There are so many nuances to language that we take for granted. Alicia’s father telling Chloe, in his "worst English but best heart," to “be quiet,” meaning that she shouldn’t worry about school, the language, being so far away from home (he told me to be quiet, too). I sometimes use five-dollar words as a form of sarcasm, but the joke is lost and only pretension remains for the newly arrived non-native English speaker who hears me. There may be ten different words we could use in a given situation, so we take advantage of the shades of meaning for each of those words, using just the right one in just the right place. In a foreign language, however, we might know only two of those ten words, so we can demonstrate only twenty percent of who we really are.
Those nuances are the seemingly trivial asides that define our personalities, and if we can’t use our words, we can’t access who we are. In Spain, Alicia is a talkative person. Here, she isn’t because she can’t adequately and quickly express herself in a conversation. Mostly, she reacts and that is not who she is. Sometimes she makes little noises like there are words trying to get out, but she stifles them because the comment will not hold up to explanation. She knows enough English to understand almost everything and communicate more than the basics, but not enough to participate in a free-flowing conversation. That’s why she’s here and I’m really curious to see how much more of her personality will be apparent at the end of her stay.

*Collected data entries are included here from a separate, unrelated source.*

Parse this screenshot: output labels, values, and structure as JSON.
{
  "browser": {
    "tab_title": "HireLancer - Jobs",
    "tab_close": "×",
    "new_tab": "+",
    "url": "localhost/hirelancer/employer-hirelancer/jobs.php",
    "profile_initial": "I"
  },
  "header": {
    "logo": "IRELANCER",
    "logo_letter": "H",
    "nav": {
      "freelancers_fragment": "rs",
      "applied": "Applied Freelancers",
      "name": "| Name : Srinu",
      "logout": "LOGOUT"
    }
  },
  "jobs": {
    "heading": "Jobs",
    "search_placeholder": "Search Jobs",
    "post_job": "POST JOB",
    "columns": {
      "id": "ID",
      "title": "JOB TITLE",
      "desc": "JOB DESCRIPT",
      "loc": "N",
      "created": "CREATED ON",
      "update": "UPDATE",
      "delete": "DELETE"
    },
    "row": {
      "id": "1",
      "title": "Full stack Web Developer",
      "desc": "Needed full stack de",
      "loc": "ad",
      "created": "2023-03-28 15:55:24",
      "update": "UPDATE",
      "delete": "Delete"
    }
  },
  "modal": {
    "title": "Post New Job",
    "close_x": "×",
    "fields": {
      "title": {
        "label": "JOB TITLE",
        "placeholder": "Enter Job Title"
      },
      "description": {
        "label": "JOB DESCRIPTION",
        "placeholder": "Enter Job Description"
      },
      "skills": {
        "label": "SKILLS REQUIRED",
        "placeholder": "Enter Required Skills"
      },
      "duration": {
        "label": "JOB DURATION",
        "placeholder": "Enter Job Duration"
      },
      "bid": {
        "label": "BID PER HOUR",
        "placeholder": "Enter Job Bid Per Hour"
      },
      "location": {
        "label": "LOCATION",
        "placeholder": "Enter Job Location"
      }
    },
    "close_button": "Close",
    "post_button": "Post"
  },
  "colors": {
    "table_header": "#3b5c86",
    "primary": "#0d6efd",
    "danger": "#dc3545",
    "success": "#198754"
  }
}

In Jane Bernstein’s essay How and Why, she writes that her retarded (her word) daughter is “fundamentally unknowable, because she lacks the language to describe her own moods, desires, and dislikes.” On a much smaller scale, that must be what it’s like for Chloe and Alicia and all of the other exchange students at the beginning of their exchanges. They are fortunate, though, that they are only temporarily unknowable.